According to the rules of procedure, the speaker is the authority to allow any staff of the parliament secretariat to be on parliament premises. But the House committee, headed by the chief whip, sent a letter to the police station in violation of law, asking not to arrest or harass Sujit Kumar Dey, an administrative officer at the hostel wing.
The House committee is tasked with ensuring food and accommodation for the parliamentarians.
Police say Sujit allegedly helped Mahmud Hasan, a fake army official, to get into the offices of the MPs in their absence. Mahmud, who impersonated a major, would sneak into the MPs’ offices, as a means of cheating people and collecting money by promising jobs and contracts.
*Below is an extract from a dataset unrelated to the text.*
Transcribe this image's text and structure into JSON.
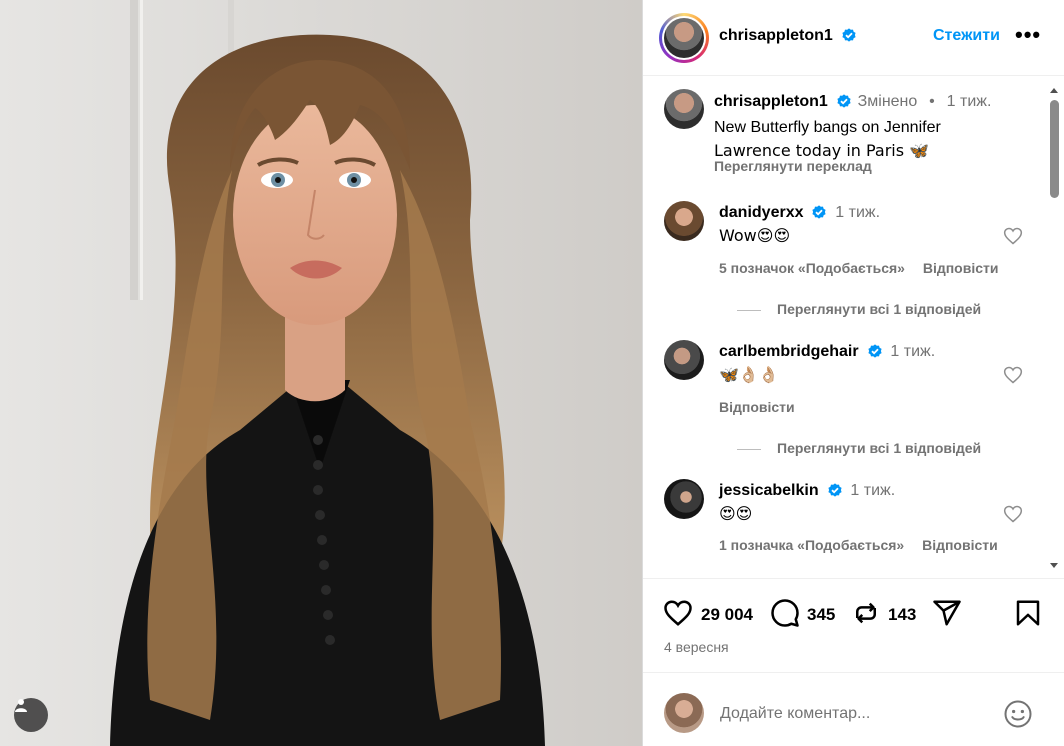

On August 12, security officials at the parliament caught Mahmud and caretaker of the hostel wing Salahuddin Md Amin red-handed from the office of Kabirul Haque.
Sher-e-Bangla Nagar police said Salahuddin’s boss Sujit fled the scene when police arrived there.
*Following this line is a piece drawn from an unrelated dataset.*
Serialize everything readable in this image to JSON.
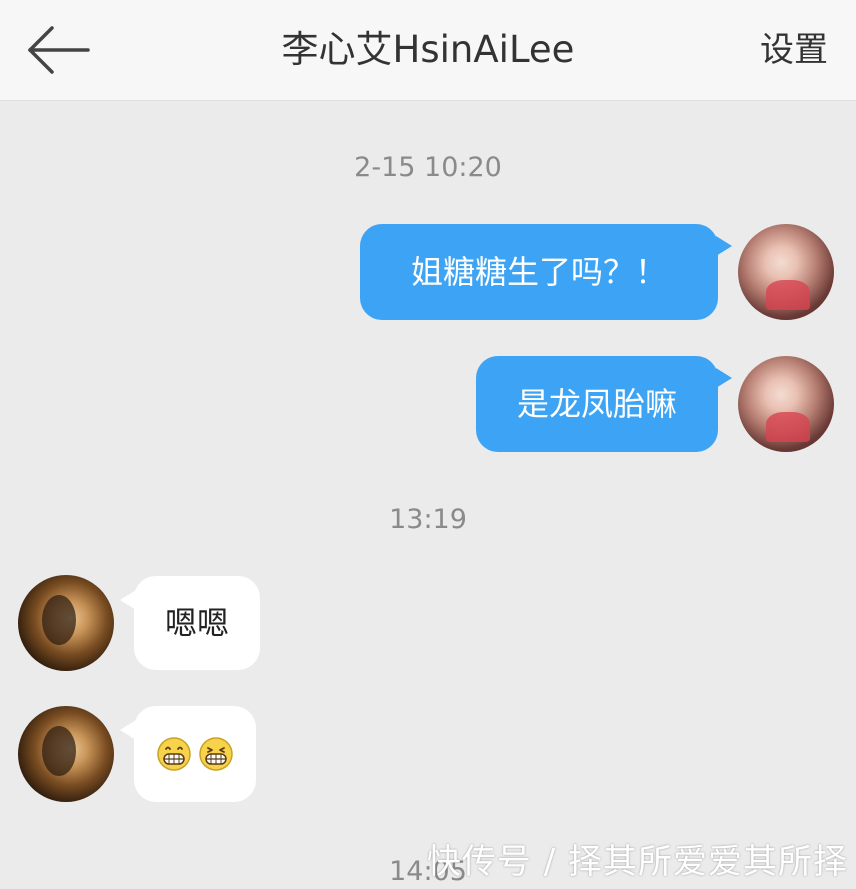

Police said Sujit should be interrogated to determine his involved in the intrusion.
“The deputy sergeant-at-arms showed me the House committee’s letter which asked not to arrest Sujit. But I told him to let police decide the course of action according to the law. I have nothing to say about this,” Shirin told the Dhaka Tribune.
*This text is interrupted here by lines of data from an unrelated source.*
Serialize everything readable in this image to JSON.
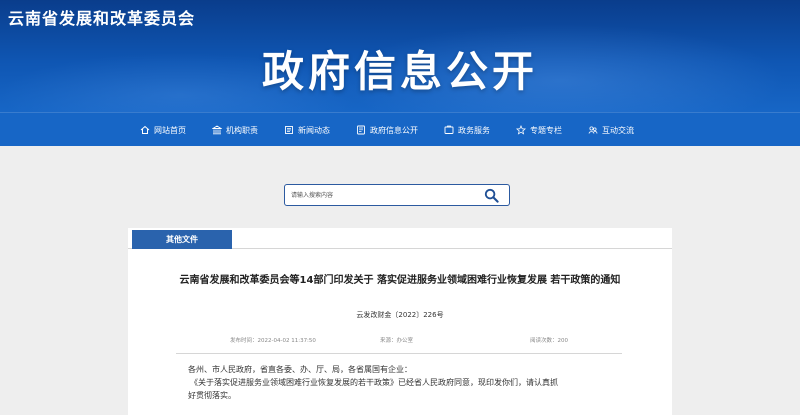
{
  "header": {
    "site_name": "云南省发展和改革委员会",
    "banner_title": "政府信息公开"
  },
  "nav": {
    "items": [
      {
        "label": "网站首页",
        "icon": "home-icon"
      },
      {
        "label": "机构职责",
        "icon": "institution-icon"
      },
      {
        "label": "新闻动态",
        "icon": "news-icon"
      },
      {
        "label": "政府信息公开",
        "icon": "info-disclosure-icon"
      },
      {
        "label": "政务服务",
        "icon": "service-icon"
      },
      {
        "label": "专题专栏",
        "icon": "topic-icon"
      },
      {
        "label": "互动交流",
        "icon": "interaction-icon"
      }
    ]
  },
  "search": {
    "placeholder": "请输入搜索内容",
    "value": ""
  },
  "content": {
    "tab_label": "其他文件",
    "title": "云南省发展和改革委员会等14部门印发关于 落实促进服务业领域困难行业恢复发展 若干政策的通知",
    "doc_number": "云发改财金〔2022〕226号",
    "meta": {
      "publish_time": "发布时间：2022-04-02 11:37:50",
      "source": "来源：办公室",
      "views": "阅读次数：200"
    },
    "body": {
      "salutation": "各州、市人民政府，省直各委、办、厅、局，各省属国有企业：",
      "paragraph_1": "《关于落实促进服务业领域困难行业恢复发展的若干政策》已经省人民政府同意，现印发你们，请认真抓",
      "paragraph_1_cont": "好贯彻落实。"
    }
  },
  "colors": {
    "banner": "#0f56b3",
    "nav": "#1766c6",
    "tab": "#2a63ad",
    "search_border": "#2c5aa0"
  }
}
At a meeting on August 18, Chief Whip ASM Feroz termed Sujit innocent and said he was being dragged into the incident with a motive. His predecessor Abdus Shahid supported him, though the majority did not.
Sher-e-Bangla Nagar police sent the House committee’s letter back to the office of the serjeant-at-arms, seeking the speaker’s opinion on this.
The parliament’s security wing fears that Sher-e-Bangla Nagar police might place the House committee’s letter before court as a proof that the committee had intervened.
“That would be embarrassing for the legislature. It could also mean that there is a clash between the speaker and the chief whip,” a security officer at the parliament secretariat told the Dhaka Tribune.